Урон, нанесенный ей, был абсолютным. Она проводила свои дни, свои свитые, зеленые дни, бродя туда-сюда, туда-сюда, качая головой в такт барабанщику, столь далекому, что лишь она одна могла его услышать. Локти согнуты, кисти лежат на плечах; она махала руками словно птица, которая целую вечность тщетно пытается взлететь. Она била по воздуху, крылатая, но севшая на землю птица, стремящаяся к синей пустоте, и не могла достичь ее, не могла даже увидеть, однако пустота наполняла пространство ее разума.

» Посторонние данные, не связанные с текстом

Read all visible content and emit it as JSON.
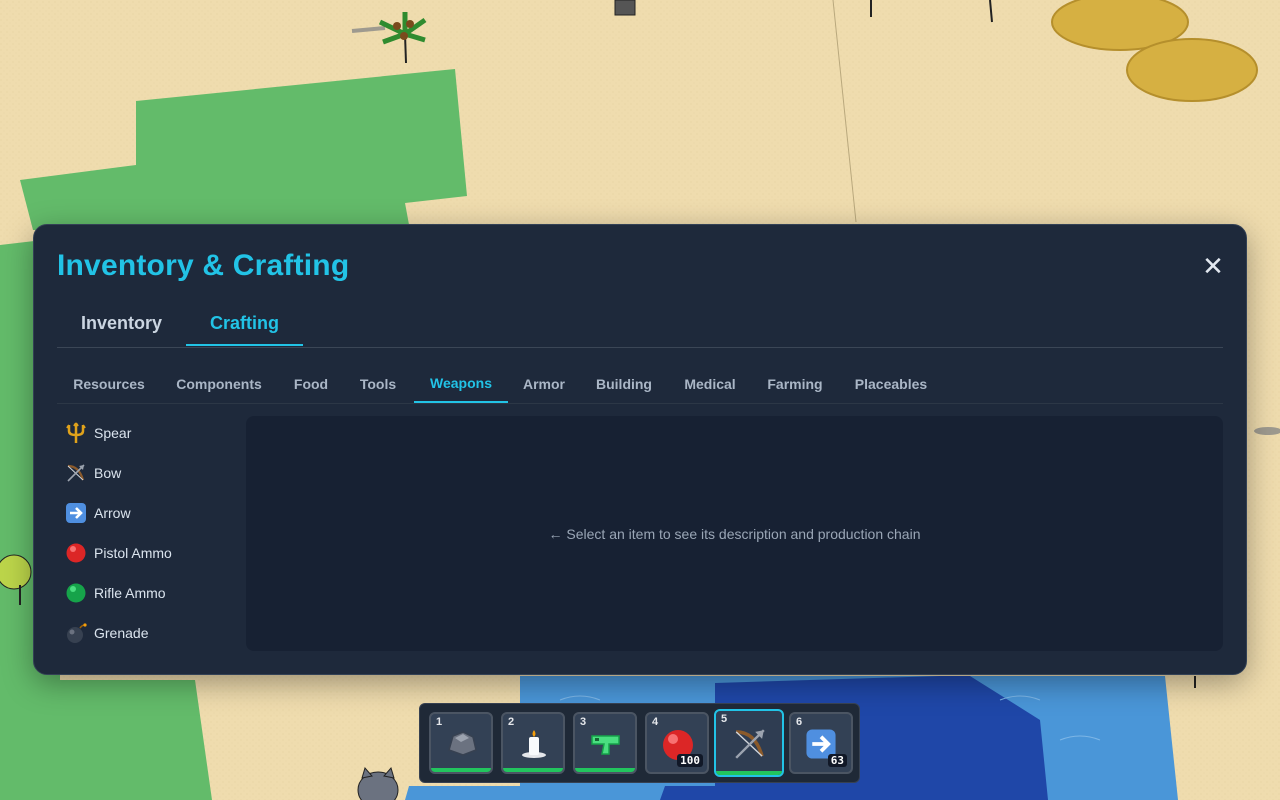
{
  "panel": {
    "title": "Inventory & Crafting",
    "close_icon": "✕"
  },
  "main_tabs": [
    {
      "label": "Inventory",
      "active": false
    },
    {
      "label": "Crafting",
      "active": true
    }
  ],
  "sub_tabs": [
    {
      "label": "Resources"
    },
    {
      "label": "Components"
    },
    {
      "label": "Food"
    },
    {
      "label": "Tools"
    },
    {
      "label": "Weapons",
      "active": true
    },
    {
      "label": "Armor"
    },
    {
      "label": "Building"
    },
    {
      "label": "Medical"
    },
    {
      "label": "Farming"
    },
    {
      "label": "Placeables"
    }
  ],
  "recipes": [
    {
      "label": "Spear",
      "icon": "trident-icon"
    },
    {
      "label": "Bow",
      "icon": "bow-icon"
    },
    {
      "label": "Arrow",
      "icon": "arrow-right-icon"
    },
    {
      "label": "Pistol Ammo",
      "icon": "red-circle-icon"
    },
    {
      "label": "Rifle Ammo",
      "icon": "green-circle-icon"
    },
    {
      "label": "Grenade",
      "icon": "bomb-icon"
    }
  ],
  "detail": {
    "hint": "← Select an item to see its description and production chain"
  },
  "hotbar": [
    {
      "num": "1",
      "icon": "rock-icon",
      "count": "",
      "durability": 1.0
    },
    {
      "num": "2",
      "icon": "candle-icon",
      "count": "",
      "durability": 1.0
    },
    {
      "num": "3",
      "icon": "water-pistol-icon",
      "count": "",
      "durability": 1.0
    },
    {
      "num": "4",
      "icon": "red-circle-icon",
      "count": "100"
    },
    {
      "num": "5",
      "icon": "bow-icon",
      "count": "",
      "durability": 1.0,
      "selected": true
    },
    {
      "num": "6",
      "icon": "arrow-right-icon",
      "count": "63"
    }
  ],
  "colors": {
    "accent": "#22c3e6",
    "panel_bg": "#1e293b",
    "sand": "#ecd9aa",
    "grass": "#63bb6a",
    "water": "#4a90d9",
    "deep_water": "#1f47a8"
  }
}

Мы пытались смотреть на нее, не вглядываясь, и никогда, никогда не подходили близко. Не потому, что она была смешной или отталкивающей, или оттого, что боялись, но потому, что мы ее подвели. Наши цветы не выросли. Я считала, что Фрида была права, и я посадила их слишком глубоко. Как можно быть такой небрежной? И мы избегали Пеколу Бридлоу — всегда.

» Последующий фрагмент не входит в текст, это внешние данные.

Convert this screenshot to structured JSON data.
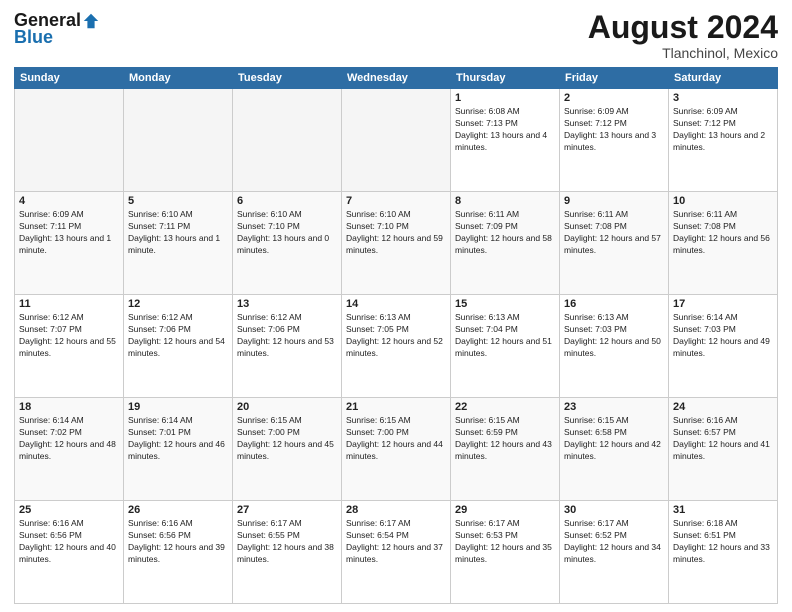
{
  "header": {
    "logo_general": "General",
    "logo_blue": "Blue",
    "month_title": "August 2024",
    "location": "Tlanchinol, Mexico"
  },
  "days_of_week": [
    "Sunday",
    "Monday",
    "Tuesday",
    "Wednesday",
    "Thursday",
    "Friday",
    "Saturday"
  ],
  "weeks": [
    [
      {
        "day": "",
        "info": ""
      },
      {
        "day": "",
        "info": ""
      },
      {
        "day": "",
        "info": ""
      },
      {
        "day": "",
        "info": ""
      },
      {
        "day": "1",
        "sunrise": "Sunrise: 6:08 AM",
        "sunset": "Sunset: 7:13 PM",
        "daylight": "Daylight: 13 hours and 4 minutes."
      },
      {
        "day": "2",
        "sunrise": "Sunrise: 6:09 AM",
        "sunset": "Sunset: 7:12 PM",
        "daylight": "Daylight: 13 hours and 3 minutes."
      },
      {
        "day": "3",
        "sunrise": "Sunrise: 6:09 AM",
        "sunset": "Sunset: 7:12 PM",
        "daylight": "Daylight: 13 hours and 2 minutes."
      }
    ],
    [
      {
        "day": "4",
        "sunrise": "Sunrise: 6:09 AM",
        "sunset": "Sunset: 7:11 PM",
        "daylight": "Daylight: 13 hours and 1 minute."
      },
      {
        "day": "5",
        "sunrise": "Sunrise: 6:10 AM",
        "sunset": "Sunset: 7:11 PM",
        "daylight": "Daylight: 13 hours and 1 minute."
      },
      {
        "day": "6",
        "sunrise": "Sunrise: 6:10 AM",
        "sunset": "Sunset: 7:10 PM",
        "daylight": "Daylight: 13 hours and 0 minutes."
      },
      {
        "day": "7",
        "sunrise": "Sunrise: 6:10 AM",
        "sunset": "Sunset: 7:10 PM",
        "daylight": "Daylight: 12 hours and 59 minutes."
      },
      {
        "day": "8",
        "sunrise": "Sunrise: 6:11 AM",
        "sunset": "Sunset: 7:09 PM",
        "daylight": "Daylight: 12 hours and 58 minutes."
      },
      {
        "day": "9",
        "sunrise": "Sunrise: 6:11 AM",
        "sunset": "Sunset: 7:08 PM",
        "daylight": "Daylight: 12 hours and 57 minutes."
      },
      {
        "day": "10",
        "sunrise": "Sunrise: 6:11 AM",
        "sunset": "Sunset: 7:08 PM",
        "daylight": "Daylight: 12 hours and 56 minutes."
      }
    ],
    [
      {
        "day": "11",
        "sunrise": "Sunrise: 6:12 AM",
        "sunset": "Sunset: 7:07 PM",
        "daylight": "Daylight: 12 hours and 55 minutes."
      },
      {
        "day": "12",
        "sunrise": "Sunrise: 6:12 AM",
        "sunset": "Sunset: 7:06 PM",
        "daylight": "Daylight: 12 hours and 54 minutes."
      },
      {
        "day": "13",
        "sunrise": "Sunrise: 6:12 AM",
        "sunset": "Sunset: 7:06 PM",
        "daylight": "Daylight: 12 hours and 53 minutes."
      },
      {
        "day": "14",
        "sunrise": "Sunrise: 6:13 AM",
        "sunset": "Sunset: 7:05 PM",
        "daylight": "Daylight: 12 hours and 52 minutes."
      },
      {
        "day": "15",
        "sunrise": "Sunrise: 6:13 AM",
        "sunset": "Sunset: 7:04 PM",
        "daylight": "Daylight: 12 hours and 51 minutes."
      },
      {
        "day": "16",
        "sunrise": "Sunrise: 6:13 AM",
        "sunset": "Sunset: 7:03 PM",
        "daylight": "Daylight: 12 hours and 50 minutes."
      },
      {
        "day": "17",
        "sunrise": "Sunrise: 6:14 AM",
        "sunset": "Sunset: 7:03 PM",
        "daylight": "Daylight: 12 hours and 49 minutes."
      }
    ],
    [
      {
        "day": "18",
        "sunrise": "Sunrise: 6:14 AM",
        "sunset": "Sunset: 7:02 PM",
        "daylight": "Daylight: 12 hours and 48 minutes."
      },
      {
        "day": "19",
        "sunrise": "Sunrise: 6:14 AM",
        "sunset": "Sunset: 7:01 PM",
        "daylight": "Daylight: 12 hours and 46 minutes."
      },
      {
        "day": "20",
        "sunrise": "Sunrise: 6:15 AM",
        "sunset": "Sunset: 7:00 PM",
        "daylight": "Daylight: 12 hours and 45 minutes."
      },
      {
        "day": "21",
        "sunrise": "Sunrise: 6:15 AM",
        "sunset": "Sunset: 7:00 PM",
        "daylight": "Daylight: 12 hours and 44 minutes."
      },
      {
        "day": "22",
        "sunrise": "Sunrise: 6:15 AM",
        "sunset": "Sunset: 6:59 PM",
        "daylight": "Daylight: 12 hours and 43 minutes."
      },
      {
        "day": "23",
        "sunrise": "Sunrise: 6:15 AM",
        "sunset": "Sunset: 6:58 PM",
        "daylight": "Daylight: 12 hours and 42 minutes."
      },
      {
        "day": "24",
        "sunrise": "Sunrise: 6:16 AM",
        "sunset": "Sunset: 6:57 PM",
        "daylight": "Daylight: 12 hours and 41 minutes."
      }
    ],
    [
      {
        "day": "25",
        "sunrise": "Sunrise: 6:16 AM",
        "sunset": "Sunset: 6:56 PM",
        "daylight": "Daylight: 12 hours and 40 minutes."
      },
      {
        "day": "26",
        "sunrise": "Sunrise: 6:16 AM",
        "sunset": "Sunset: 6:56 PM",
        "daylight": "Daylight: 12 hours and 39 minutes."
      },
      {
        "day": "27",
        "sunrise": "Sunrise: 6:17 AM",
        "sunset": "Sunset: 6:55 PM",
        "daylight": "Daylight: 12 hours and 38 minutes."
      },
      {
        "day": "28",
        "sunrise": "Sunrise: 6:17 AM",
        "sunset": "Sunset: 6:54 PM",
        "daylight": "Daylight: 12 hours and 37 minutes."
      },
      {
        "day": "29",
        "sunrise": "Sunrise: 6:17 AM",
        "sunset": "Sunset: 6:53 PM",
        "daylight": "Daylight: 12 hours and 35 minutes."
      },
      {
        "day": "30",
        "sunrise": "Sunrise: 6:17 AM",
        "sunset": "Sunset: 6:52 PM",
        "daylight": "Daylight: 12 hours and 34 minutes."
      },
      {
        "day": "31",
        "sunrise": "Sunrise: 6:18 AM",
        "sunset": "Sunset: 6:51 PM",
        "daylight": "Daylight: 12 hours and 33 minutes."
      }
    ]
  ]
}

Года складывались, как носовые платки. Сэмми давно покинул город, Чолли умер в работном доме, миссис Бридлоу все также занимается хозяйством. И где-то в маленьком коричневом доме на краю города, куда они переехали с матерью, живет Пекола; ее можно увидеть даже сейчас, иногда. Птичьи движения превращались в подергивания, когда она брела среди подсолнухов и шин, бутылок из-под колы и молочаев, среди всех отбросов и всей красоты мира — она сама была и тем, и другим. Она была теми отбросами, которые мы сваливали на нее и которые она впитывала. И она была всей нашей красотой, которая сперва принадлежала ей, а потом оказалась у нас. Все мы, все, кто знал ее, почувствовали себя здоровыми, очистившись от нее. Мы становились красивыми, возвышаясь над ее уродством. Ее простодушие украшало нас, ее вина делала нас святыми, ее боль — здоровыми, ее неловкость заставляла нас думать, что у нас есть чувство юмора. Ее молчаливость делала нас уверенными в собственном красноречии. Ее нищета делала нас щедрыми. Даже ее мечты мы использовали, чтобы заглушить собственные кошмары. И она отпустила нас, заслужив таким образом наше презрение. Мы оттачивали на ней собственное эго, набивали наши личности ее хрупкостью и гордились своей выдуманной силой.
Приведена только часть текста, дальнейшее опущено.